After Federer won his semifinal match at Wimbledon, Sampras decided he should be there for the potential record-breaking moment. So he hopped on a redeye, changed clothes at the airport and, once he’d arrived at the All England Lawn Tennis and Croquet Club, found himself in a special box at center court.

From that view, he watched the epic match between Federer and Roddick, but differently than anybody else.

“Part of me, during the match, was thinking, ‘What am I going to do against this kid, Roger, in my prime?” Sampras recalled. “… Just the matchup, what it’d feel like.”

In his mind’s eye, Sampras was blistering 120 mph serves and rushing the net. Or, he was waiting on Federer’s serves and ready to pounce. No doubt he could feel the adrenaline, exhilaration and exhaustion largely missing from his life of retirement.

For those who wonder if Sampras might come out of retirement in hopes of winning another Grand Slam, there’s not enough Bengay on the store shelf.
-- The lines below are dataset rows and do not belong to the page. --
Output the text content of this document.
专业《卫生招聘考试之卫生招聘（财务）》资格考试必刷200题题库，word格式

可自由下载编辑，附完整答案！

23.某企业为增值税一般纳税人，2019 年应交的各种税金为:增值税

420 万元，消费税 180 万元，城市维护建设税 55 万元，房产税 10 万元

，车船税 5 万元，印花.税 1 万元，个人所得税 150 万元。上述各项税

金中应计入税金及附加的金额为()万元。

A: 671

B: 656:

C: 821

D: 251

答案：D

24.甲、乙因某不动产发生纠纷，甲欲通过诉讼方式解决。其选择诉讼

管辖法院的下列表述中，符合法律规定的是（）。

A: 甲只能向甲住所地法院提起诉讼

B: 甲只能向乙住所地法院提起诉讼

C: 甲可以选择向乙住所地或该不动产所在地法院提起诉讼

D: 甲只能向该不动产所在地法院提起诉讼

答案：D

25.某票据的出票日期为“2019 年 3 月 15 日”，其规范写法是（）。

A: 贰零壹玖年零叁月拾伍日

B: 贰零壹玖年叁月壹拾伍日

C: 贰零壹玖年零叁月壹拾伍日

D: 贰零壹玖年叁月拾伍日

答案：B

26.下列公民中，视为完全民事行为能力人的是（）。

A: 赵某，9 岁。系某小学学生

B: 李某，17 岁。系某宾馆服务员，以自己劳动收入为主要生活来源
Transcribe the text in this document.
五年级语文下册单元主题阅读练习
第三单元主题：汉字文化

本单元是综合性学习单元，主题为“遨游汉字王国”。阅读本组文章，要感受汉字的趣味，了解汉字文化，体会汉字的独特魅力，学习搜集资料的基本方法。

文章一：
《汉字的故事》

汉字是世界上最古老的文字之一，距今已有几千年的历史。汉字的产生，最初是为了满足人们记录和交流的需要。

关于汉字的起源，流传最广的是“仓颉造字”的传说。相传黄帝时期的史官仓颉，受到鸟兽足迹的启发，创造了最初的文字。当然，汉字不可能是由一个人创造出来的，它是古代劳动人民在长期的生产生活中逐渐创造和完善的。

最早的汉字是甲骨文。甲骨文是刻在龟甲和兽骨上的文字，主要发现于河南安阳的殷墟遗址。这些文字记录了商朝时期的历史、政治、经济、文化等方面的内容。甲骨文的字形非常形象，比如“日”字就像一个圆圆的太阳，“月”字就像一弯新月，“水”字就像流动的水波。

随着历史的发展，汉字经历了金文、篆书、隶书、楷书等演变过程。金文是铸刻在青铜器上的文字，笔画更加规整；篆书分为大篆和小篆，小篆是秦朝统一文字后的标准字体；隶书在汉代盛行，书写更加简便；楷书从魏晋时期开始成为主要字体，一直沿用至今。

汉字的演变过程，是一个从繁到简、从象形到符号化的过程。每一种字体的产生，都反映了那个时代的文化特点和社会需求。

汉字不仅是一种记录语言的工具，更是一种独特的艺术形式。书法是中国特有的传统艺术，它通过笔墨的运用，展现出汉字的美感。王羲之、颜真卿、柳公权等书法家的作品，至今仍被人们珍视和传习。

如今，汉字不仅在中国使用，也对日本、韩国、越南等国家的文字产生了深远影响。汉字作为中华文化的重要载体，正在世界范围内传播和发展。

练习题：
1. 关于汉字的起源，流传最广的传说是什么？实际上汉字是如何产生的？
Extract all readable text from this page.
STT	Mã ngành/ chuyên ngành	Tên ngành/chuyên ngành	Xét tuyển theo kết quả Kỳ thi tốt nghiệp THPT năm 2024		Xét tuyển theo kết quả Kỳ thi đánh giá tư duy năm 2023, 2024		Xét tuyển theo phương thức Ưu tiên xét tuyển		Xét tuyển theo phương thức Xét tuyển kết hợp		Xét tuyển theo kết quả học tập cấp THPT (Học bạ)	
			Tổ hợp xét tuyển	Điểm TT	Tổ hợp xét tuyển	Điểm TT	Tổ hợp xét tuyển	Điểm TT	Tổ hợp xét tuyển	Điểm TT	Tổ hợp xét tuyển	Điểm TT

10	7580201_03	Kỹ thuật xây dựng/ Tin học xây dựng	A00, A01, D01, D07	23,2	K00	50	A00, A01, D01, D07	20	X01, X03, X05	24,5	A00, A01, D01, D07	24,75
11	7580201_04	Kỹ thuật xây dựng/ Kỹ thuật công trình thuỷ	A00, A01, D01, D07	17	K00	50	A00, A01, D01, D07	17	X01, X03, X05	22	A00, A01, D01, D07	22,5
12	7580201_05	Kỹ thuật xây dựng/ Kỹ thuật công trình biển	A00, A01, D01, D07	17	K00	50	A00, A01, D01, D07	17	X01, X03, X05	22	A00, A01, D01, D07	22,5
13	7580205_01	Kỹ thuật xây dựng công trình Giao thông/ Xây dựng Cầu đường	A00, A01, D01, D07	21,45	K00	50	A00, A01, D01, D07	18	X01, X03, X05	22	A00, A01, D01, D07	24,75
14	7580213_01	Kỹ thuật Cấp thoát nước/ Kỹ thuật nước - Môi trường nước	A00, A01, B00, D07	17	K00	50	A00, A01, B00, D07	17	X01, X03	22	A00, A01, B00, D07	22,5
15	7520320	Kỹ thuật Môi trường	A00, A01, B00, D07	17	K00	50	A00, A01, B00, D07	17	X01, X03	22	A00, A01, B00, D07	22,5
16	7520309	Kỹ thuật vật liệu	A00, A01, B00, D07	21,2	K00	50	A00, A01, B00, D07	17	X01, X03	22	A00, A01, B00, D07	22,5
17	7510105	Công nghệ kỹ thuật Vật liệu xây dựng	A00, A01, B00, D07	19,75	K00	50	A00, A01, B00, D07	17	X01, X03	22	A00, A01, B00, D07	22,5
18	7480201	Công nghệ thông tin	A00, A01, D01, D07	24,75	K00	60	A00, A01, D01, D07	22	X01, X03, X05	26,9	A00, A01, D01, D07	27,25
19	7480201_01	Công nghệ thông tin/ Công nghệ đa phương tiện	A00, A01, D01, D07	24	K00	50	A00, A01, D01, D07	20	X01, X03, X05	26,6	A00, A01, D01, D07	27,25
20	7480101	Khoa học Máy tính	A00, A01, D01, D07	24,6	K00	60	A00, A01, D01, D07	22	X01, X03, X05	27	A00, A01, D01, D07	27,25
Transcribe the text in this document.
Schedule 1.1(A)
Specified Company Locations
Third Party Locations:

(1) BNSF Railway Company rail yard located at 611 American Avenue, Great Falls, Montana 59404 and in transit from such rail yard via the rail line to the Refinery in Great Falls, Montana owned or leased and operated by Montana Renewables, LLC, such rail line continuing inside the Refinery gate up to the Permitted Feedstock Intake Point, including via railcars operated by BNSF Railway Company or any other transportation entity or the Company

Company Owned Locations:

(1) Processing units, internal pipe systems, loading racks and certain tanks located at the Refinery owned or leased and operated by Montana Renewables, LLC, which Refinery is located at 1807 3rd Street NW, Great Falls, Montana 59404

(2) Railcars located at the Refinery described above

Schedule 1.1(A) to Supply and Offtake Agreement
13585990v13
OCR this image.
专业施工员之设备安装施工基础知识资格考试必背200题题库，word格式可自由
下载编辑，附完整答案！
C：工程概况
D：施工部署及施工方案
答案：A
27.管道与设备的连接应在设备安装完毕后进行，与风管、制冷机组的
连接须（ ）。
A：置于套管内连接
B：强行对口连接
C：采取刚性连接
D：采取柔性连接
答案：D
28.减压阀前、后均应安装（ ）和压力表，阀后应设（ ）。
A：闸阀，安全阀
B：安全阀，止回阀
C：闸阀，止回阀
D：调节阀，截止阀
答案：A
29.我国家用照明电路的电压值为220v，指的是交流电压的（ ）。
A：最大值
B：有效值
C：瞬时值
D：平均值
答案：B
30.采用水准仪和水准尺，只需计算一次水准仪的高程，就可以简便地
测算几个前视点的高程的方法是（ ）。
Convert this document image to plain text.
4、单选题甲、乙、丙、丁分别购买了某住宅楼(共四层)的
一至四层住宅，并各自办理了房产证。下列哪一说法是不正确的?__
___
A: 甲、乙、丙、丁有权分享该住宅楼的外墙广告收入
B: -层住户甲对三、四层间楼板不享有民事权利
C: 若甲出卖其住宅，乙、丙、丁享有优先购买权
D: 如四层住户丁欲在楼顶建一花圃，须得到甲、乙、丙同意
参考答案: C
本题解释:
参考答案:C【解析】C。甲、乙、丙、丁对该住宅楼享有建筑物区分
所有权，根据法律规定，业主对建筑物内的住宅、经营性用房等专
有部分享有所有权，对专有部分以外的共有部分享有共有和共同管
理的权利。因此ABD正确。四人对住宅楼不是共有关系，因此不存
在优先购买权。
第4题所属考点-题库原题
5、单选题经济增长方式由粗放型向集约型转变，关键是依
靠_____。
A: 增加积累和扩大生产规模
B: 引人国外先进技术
“The tricky part for me now is that the way I play, the way I serve and volley, it’s hard on my body,” he said. “It takes a lot of strain on the back and the hips and I’m feeling like this year has been a year where I’m not quite as explosive. …

“I can’t pick up my racket and try to win another major. My days are over. So I’m content with the 14 I have. I’m amazed at what Roger has been able to do here. It’s incredible.”

But incredible enough to have vanquished Sampras in his prime? Tennis fans aren’t the only ones wondering.

On Monday, Sampras noted that most of today’s players, unlike so many he faced, are content to sit back on the baseline. Federer would have no luxury against Sampras.

“I just feel like I would bring in all the gas, bring in all the power that I had, try to mix it up, go to his backhand, just try to figure it out,” he said. “Put pressure on him. You’ve just got to put pressure on him.”

For an instant, Sampras no longer sounded like a retired 37-year-old, but rather a decade younger – Federer’s age, actually – and unleashing those 120 mph serves, rushing in for crisp volleys and, in preparation for Grand Slam finals, plotting the match down to the last shot.

But the reverie ended.

“Last question,” the moderator said.

No one bothered to ask the obvious: What’s next for Pete Sampras?

Off the court, he’s still trying to find his way.